GetSocial stores the lists of users acquired through Smart Invites for its clients, so that you can then send them notifications about promos, updates and new releases. Naturally, developer retains ownership and exclusive usage of these lists.

These promos can be tied to a particular level or in-game moment, and logged in users can engage with them by liking and commenting.

The activity log is shared under the promo post, which makes the promos psychologically more appealing.

"This boosts in-game revenue immediately and significantly, as we have seen with our initial tests in MMX Racing," claims Palmer. Developer can also sift through the social activity data to fine-tune these promos, and also to identify most socially engaged users.

Apart from the Smart Invites, GetSocial also offers a chat solution that works cross-app, meaning your players could chat seamlessly across your entire portfolio of titles. Gifting among friends is next on the roadmap.

The money

When it comes to social organics, economics are a sensitive issue. The whole point of social organics is that they are free.

Increasing the k-factor (= virality ratio) is sure welcome but not at any cost, and certainly not at CPI prices that come any close to those observed in performance UA channels, as this would defeat the purpose of the activity.

GetSocial is fully aware of this and has come up with a smart pricing model for its Smart Invites. The basics is that for every user who installs the app thanks to Smart Invites, GetSocial charges developer $0.25, except for anything coming from Facebook.
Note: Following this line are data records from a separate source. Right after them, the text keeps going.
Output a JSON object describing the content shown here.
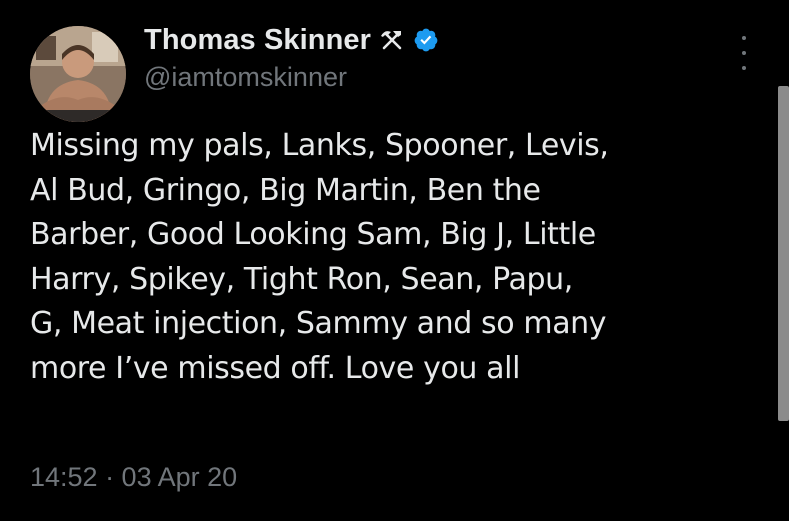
{
  "author": {
    "display_name": "Thomas Skinner",
    "handle": "@iamtomskinner",
    "name_emoji_icon": "hammer-and-pick-icon",
    "verified_icon": "verified-badge-icon",
    "verified_color": "#1d9bf0"
  },
  "tweet": {
    "lines": [
      "Missing my pals, Lanks, Spooner, Levis,",
      "Al Bud, Gringo, Big Martin, Ben the",
      "Barber, Good Looking Sam, Big J, Little",
      "Harry, Spikey, Tight Ron, Sean, Papu,",
      "G, Meat injection, Sammy and so many",
      "more I’ve missed off. Love you all"
    ]
  },
  "meta": {
    "timestamp": "14:52 · 03 Apr 20"
  },
  "colors": {
    "background": "#000000",
    "primary_text": "#e7e9ea",
    "secondary_text": "#71767b"
  },
  "icons": {
    "more_options": "more-options-icon"
  }
}
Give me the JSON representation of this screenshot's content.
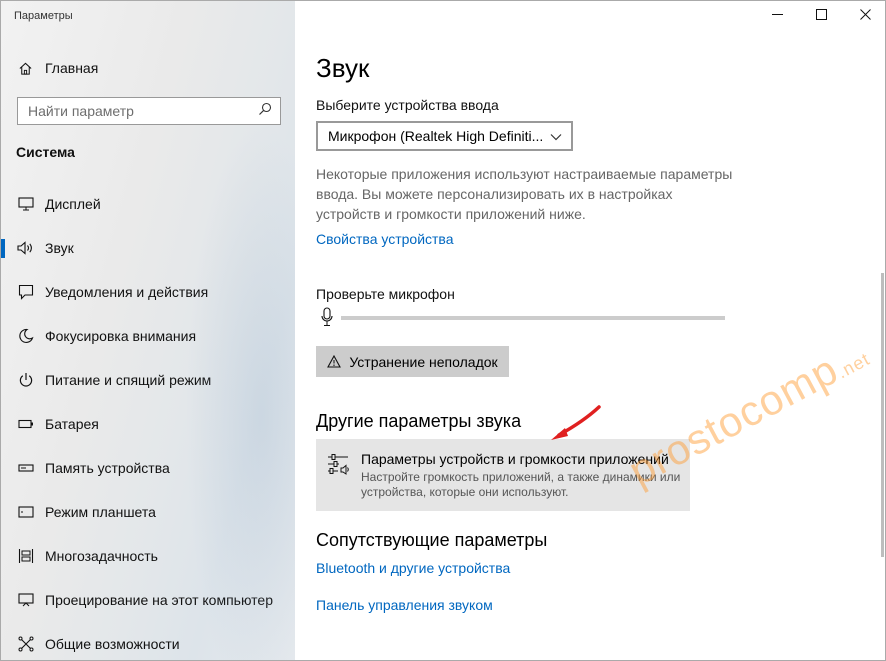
{
  "window": {
    "title": "Параметры"
  },
  "titlebar": {
    "minimize_icon": "minimize-icon",
    "maximize_icon": "maximize-icon",
    "close_icon": "close-icon"
  },
  "sidebar": {
    "home_label": "Главная",
    "search_placeholder": "Найти параметр",
    "section_title": "Система",
    "items": [
      {
        "label": "Дисплей",
        "icon": "monitor-icon"
      },
      {
        "label": "Звук",
        "icon": "speaker-icon",
        "active": true
      },
      {
        "label": "Уведомления и действия",
        "icon": "notification-icon"
      },
      {
        "label": "Фокусировка внимания",
        "icon": "moon-icon"
      },
      {
        "label": "Питание и спящий режим",
        "icon": "power-icon"
      },
      {
        "label": "Батарея",
        "icon": "battery-icon"
      },
      {
        "label": "Память устройства",
        "icon": "storage-icon"
      },
      {
        "label": "Режим планшета",
        "icon": "tablet-icon"
      },
      {
        "label": "Многозадачность",
        "icon": "multitask-icon"
      },
      {
        "label": "Проецирование на этот компьютер",
        "icon": "project-icon"
      },
      {
        "label": "Общие возможности",
        "icon": "shared-icon"
      }
    ],
    "accent_color": "#0067c0"
  },
  "main": {
    "title": "Звук",
    "input_label": "Выберите устройства ввода",
    "input_device": "Микрофон (Realtek High Definiti...",
    "description": "Некоторые приложения используют настраиваемые параметры ввода. Вы можете персонализировать их в настройках устройств и громкости приложений ниже.",
    "device_props_link": "Свойства устройства",
    "test_mic_label": "Проверьте микрофон",
    "mic_level": 0,
    "troubleshoot_button": "Устранение неполадок",
    "other_params_title": "Другие параметры звука",
    "card": {
      "title": "Параметры устройств и громкости приложений",
      "subtitle": "Настройте громкость приложений, а также динамики или устройства, которые они используют."
    },
    "related_title": "Сопутствующие параметры",
    "related_links": [
      "Bluetooth и другие устройства",
      "Панель управления звуком"
    ]
  },
  "watermark": {
    "text": "prostocomp",
    "suffix": ".net"
  },
  "colors": {
    "link": "#0067c0",
    "watermark": "#ff9628",
    "arrow": "#e02020"
  }
}
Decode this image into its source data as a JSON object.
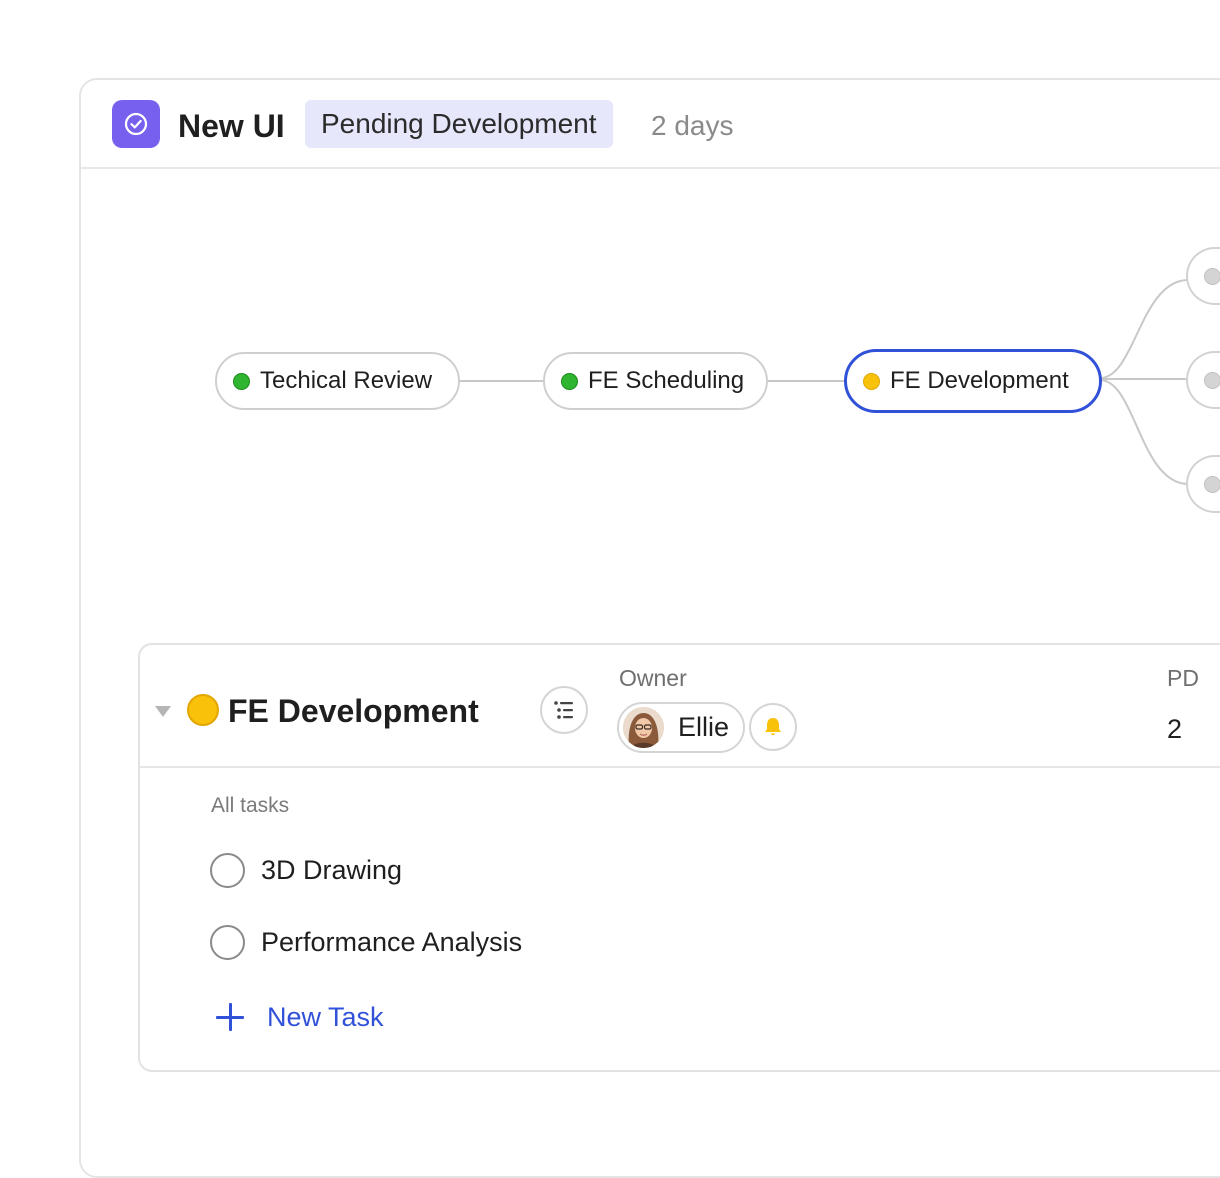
{
  "header": {
    "title": "New UI",
    "status": "Pending Development",
    "duration": "2 days",
    "accent": "#7760ee",
    "status_bg": "#e6e7fb"
  },
  "flow": {
    "nodes": [
      {
        "label": "Techical Review",
        "status": "done",
        "color": "#2fb52f"
      },
      {
        "label": "FE Scheduling",
        "status": "done",
        "color": "#2fb52f"
      },
      {
        "label": "FE Development",
        "status": "in-progress",
        "color": "#f8c20a",
        "active": true
      }
    ],
    "next_nodes_count": 3,
    "active_color": "#3152d8"
  },
  "stage": {
    "title": "FE Development",
    "owner_label": "Owner",
    "owner_name": "Ellie",
    "pd_label": "PD",
    "pd_value": "2",
    "tasks_label": "All tasks",
    "tasks": [
      {
        "label": "3D Drawing",
        "done": false
      },
      {
        "label": "Performance Analysis",
        "done": false
      }
    ],
    "new_task_label": "New Task"
  }
}
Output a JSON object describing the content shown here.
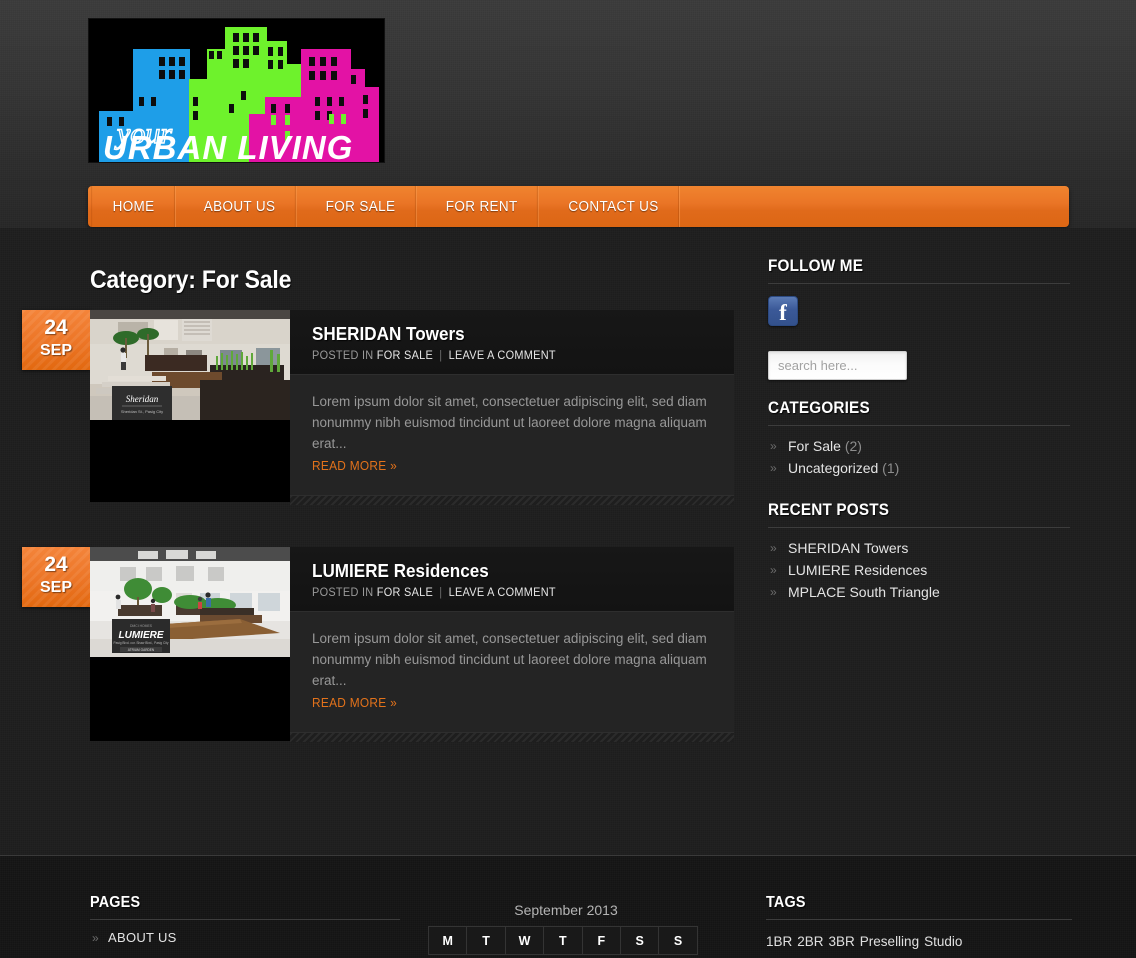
{
  "site": {
    "logo_script_text": "your",
    "logo_main_text": "URBAN LIVING"
  },
  "nav": {
    "items": [
      {
        "label": "HOME"
      },
      {
        "label": "ABOUT US"
      },
      {
        "label": "FOR SALE"
      },
      {
        "label": "FOR RENT"
      },
      {
        "label": "CONTACT US"
      }
    ]
  },
  "main": {
    "page_title": "Category: For Sale",
    "posts": [
      {
        "day": "24",
        "month": "SEP",
        "title": "SHERIDAN Towers",
        "posted_in_label": "POSTED IN",
        "category": "FOR SALE",
        "separator": "|",
        "comments": "LEAVE A COMMENT",
        "excerpt": "Lorem ipsum dolor sit amet, consectetuer adipiscing elit, sed diam nonummy nibh euismod tincidunt ut laoreet dolore magna aliquam erat...",
        "read_more": "READ MORE »",
        "thumb_caption": "Sheridan"
      },
      {
        "day": "24",
        "month": "SEP",
        "title": "LUMIERE Residences",
        "posted_in_label": "POSTED IN",
        "category": "FOR SALE",
        "separator": "|",
        "comments": "LEAVE A COMMENT",
        "excerpt": "Lorem ipsum dolor sit amet, consectetuer adipiscing elit, sed diam nonummy nibh euismod tincidunt ut laoreet dolore magna aliquam erat...",
        "read_more": "READ MORE »",
        "thumb_caption": "LUMIERE"
      }
    ]
  },
  "sidebar": {
    "follow": {
      "title": "FOLLOW ME",
      "facebook_glyph": "f"
    },
    "search": {
      "placeholder": "search here...",
      "value": ""
    },
    "categories": {
      "title": "CATEGORIES",
      "items": [
        {
          "label": "For Sale",
          "count": "(2)"
        },
        {
          "label": "Uncategorized",
          "count": "(1)"
        }
      ]
    },
    "recent_posts": {
      "title": "RECENT POSTS",
      "items": [
        {
          "label": "SHERIDAN Towers"
        },
        {
          "label": "LUMIERE Residences"
        },
        {
          "label": "MPLACE South Triangle"
        }
      ]
    }
  },
  "footer": {
    "pages": {
      "title": "PAGES",
      "items": [
        {
          "label": "ABOUT US"
        }
      ]
    },
    "calendar": {
      "caption": "September 2013",
      "weekdays": [
        "M",
        "T",
        "W",
        "T",
        "F",
        "S",
        "S"
      ]
    },
    "tags": {
      "title": "TAGS",
      "items": [
        "1BR",
        "2BR",
        "3BR",
        "Preselling",
        "Studio"
      ]
    }
  },
  "colors": {
    "accent_orange": "#e2721b",
    "nav_orange": "#ea7526",
    "facebook_blue": "#3b5998",
    "body_bg": "#1d1d1d"
  }
}
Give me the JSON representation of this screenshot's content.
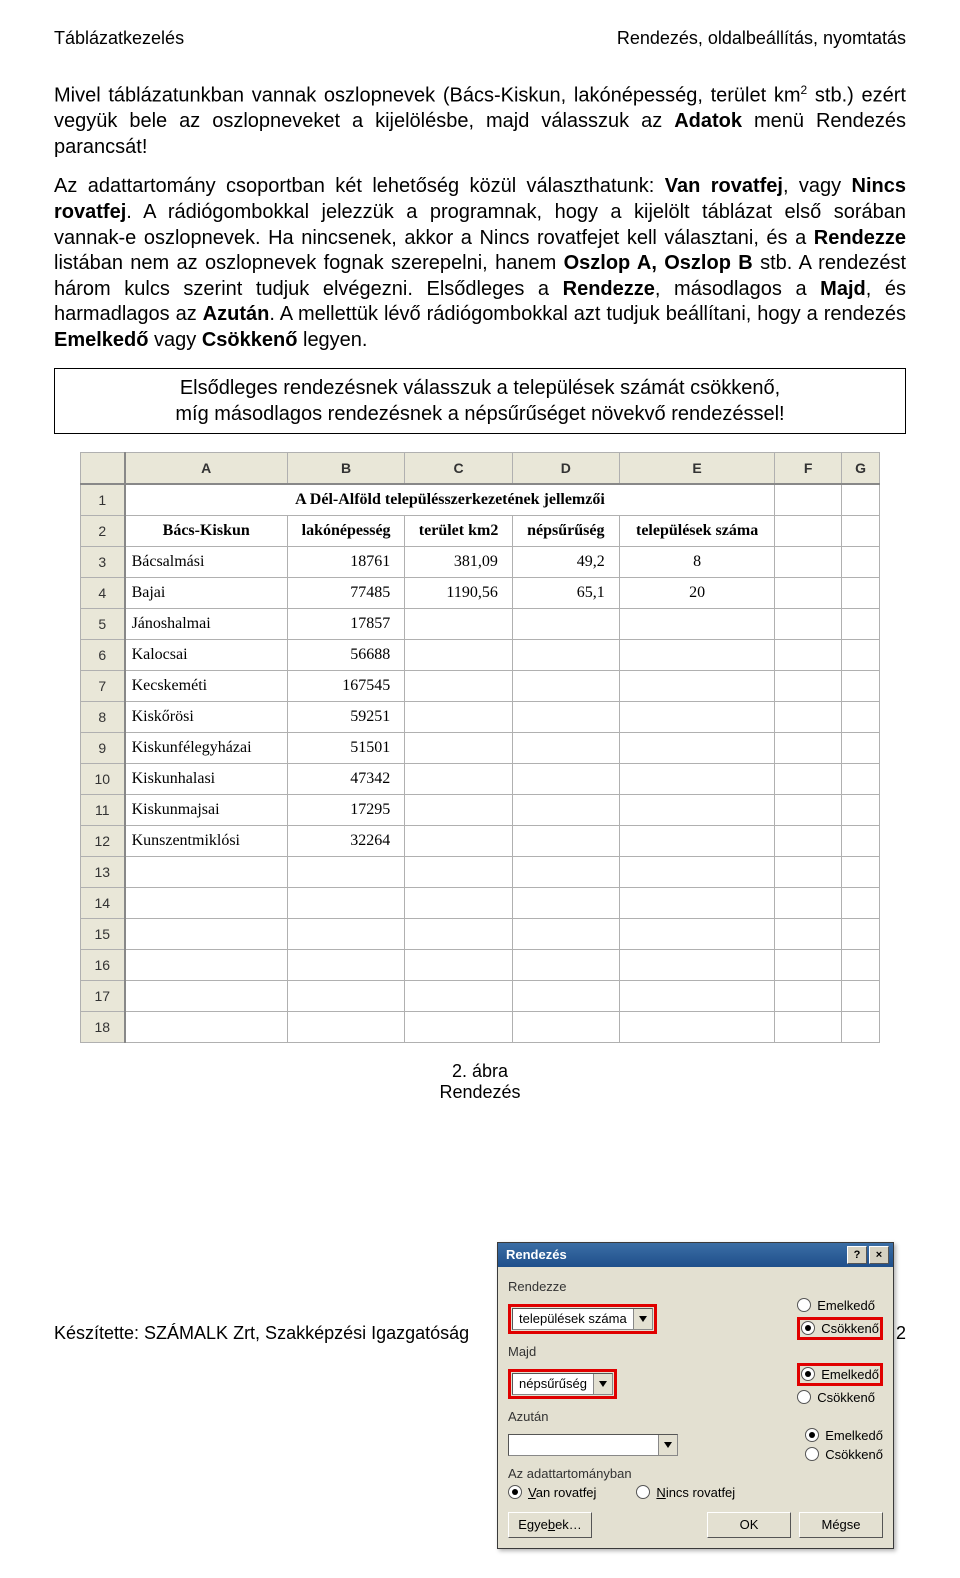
{
  "header": {
    "left": "Táblázatkezelés",
    "right": "Rendezés, oldalbeállítás, nyomtatás"
  },
  "body": {
    "p1a": "Mivel táblázatunkban vannak oszlopnevek (Bács-Kiskun, lakónépesség, terület km",
    "p1sup": "2",
    "p1b": " stb.) ezért vegyük bele az oszlopneveket a kijelölésbe, majd válasszuk az ",
    "p1c": "Adatok",
    "p1d": " menü Rendezés parancsát!",
    "p2a": "Az adattartomány csoportban két lehetőség közül választhatunk: ",
    "p2b": "Van rovatfej",
    "p2c": ", vagy ",
    "p2d": "Nincs rovatfej",
    "p2e": ". A rádiógombokkal jelezzük a programnak, hogy a kijelölt táblázat első sorában vannak-e oszlopnevek. Ha nincsenek, akkor a Nincs rovatfejet kell választani, és a ",
    "p2f": "Rendezze",
    "p2g": " listában nem az oszlopnevek fognak szerepelni, hanem ",
    "p2h": "Oszlop A, Oszlop B",
    "p2i": " stb. A rendezést három kulcs szerint tudjuk elvégezni. Elsődleges a ",
    "p2j": "Rendezze",
    "p2k": ", másodlagos a ",
    "p2l": "Majd",
    "p2m": ", és harmadlagos az ",
    "p2n": "Azután",
    "p2o": ". A mellettük lévő rádiógombokkal azt tudjuk beállítani, hogy a rendezés ",
    "p2p": "Emelkedő",
    "p2q": " vagy ",
    "p2r": "Csökkenő",
    "p2s": " legyen."
  },
  "instruction": {
    "line1": "Elsődleges rendezésnek válasszuk a települések számát csökkenő,",
    "line2": "míg másodlagos rendezésnek a népsűrűséget növekvő rendezéssel!"
  },
  "sheet": {
    "cols": [
      "A",
      "B",
      "C",
      "D",
      "E",
      "F",
      "G"
    ],
    "title": "A Dél-Alföld településszerkezetének jellemzői",
    "headers": [
      "Bács-Kiskun",
      "lakónépesség",
      "terület km2",
      "népsűrűség",
      "települések száma"
    ],
    "rows": [
      {
        "n": "3",
        "name": "Bácsalmási",
        "pop": "18761",
        "area": "381,09",
        "dens": "49,2",
        "cnt": "8"
      },
      {
        "n": "4",
        "name": "Bajai",
        "pop": "77485",
        "area": "1190,56",
        "dens": "65,1",
        "cnt": "20"
      },
      {
        "n": "5",
        "name": "Jánoshalmai",
        "pop": "17857",
        "area": "",
        "dens": "",
        "cnt": ""
      },
      {
        "n": "6",
        "name": "Kalocsai",
        "pop": "56688",
        "area": "",
        "dens": "",
        "cnt": ""
      },
      {
        "n": "7",
        "name": "Kecskeméti",
        "pop": "167545",
        "area": "",
        "dens": "",
        "cnt": ""
      },
      {
        "n": "8",
        "name": "Kiskőrösi",
        "pop": "59251",
        "area": "",
        "dens": "",
        "cnt": ""
      },
      {
        "n": "9",
        "name": "Kiskunfélegyházai",
        "pop": "51501",
        "area": "",
        "dens": "",
        "cnt": ""
      },
      {
        "n": "10",
        "name": "Kiskunhalasi",
        "pop": "47342",
        "area": "",
        "dens": "",
        "cnt": ""
      },
      {
        "n": "11",
        "name": "Kiskunmajsai",
        "pop": "17295",
        "area": "",
        "dens": "",
        "cnt": ""
      },
      {
        "n": "12",
        "name": "Kunszentmiklósi",
        "pop": "32264",
        "area": "",
        "dens": "",
        "cnt": ""
      }
    ],
    "empty_rows": [
      "13",
      "14",
      "15",
      "16",
      "17",
      "18"
    ]
  },
  "dialog": {
    "title": "Rendezés",
    "group1": "Rendezze",
    "dd1": "települések száma",
    "r1a": "Emelkedő",
    "r1b": "Csökkenő",
    "group2": "Majd",
    "dd2": "népsűrűség",
    "r2a": "Emelkedő",
    "r2b": "Csökkenő",
    "group3": "Azután",
    "dd3": "",
    "r3a": "Emelkedő",
    "r3b": "Csökkenő",
    "group4": "Az adattartományban",
    "r4a_pre": "V",
    "r4a": "an rovatfej",
    "r4b_pre": "N",
    "r4b": "incs rovatfej",
    "btn1_pre": "Egye",
    "btn1_u": "b",
    "btn1_post": "ek…",
    "btn2": "OK",
    "btn3": "Mégse"
  },
  "caption": {
    "line1": "2. ábra",
    "line2": "Rendezés"
  },
  "footer": {
    "left": "Készítette: SZÁMALK Zrt, Szakképzési Igazgatóság",
    "right": "2"
  }
}
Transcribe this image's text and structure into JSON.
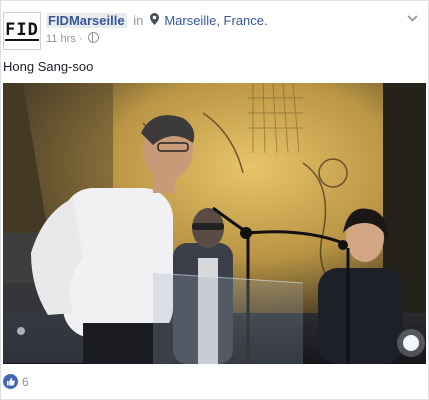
{
  "post": {
    "avatar_text": "FID",
    "page_name": "FIDMarseille",
    "in_word": "in",
    "location": "Marseille, France.",
    "timestamp": "11 hrs",
    "separator": "·",
    "caption": "Hong Sang-soo",
    "reaction_count": "6"
  },
  "icons": {
    "location": "map-pin-icon",
    "privacy": "globe-icon",
    "menu": "chevron-down-icon",
    "reaction": "like-icon"
  },
  "colors": {
    "link": "#365899",
    "meta": "#90949c",
    "like_badge": "#4267b2"
  }
}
Installs generated by Facebook remain free indeed, as GetSocial realizes this would be a deal-breaker to most developers. And if one player invites another player who was already active, they become in-game friends but developer is of course not charged anything for this action.

As for the chat-system, since this is in essence cloud-based servicing, it follows a different model, where developer is charged monthly $2 per 1,000 MAU as a basis. This rate decreases with scale.

Where GetSocial differs from its predecessors is thus in the fact that it doesn't even try to be a social network of gamers.

It is a pure Software-as-a-Service model aimed at helping developers and publishers solve their existing issues in a way that is agile, painless, smart and more affordable than tackling this in-house. This angle might prove itself much more adequate for the ecosystem.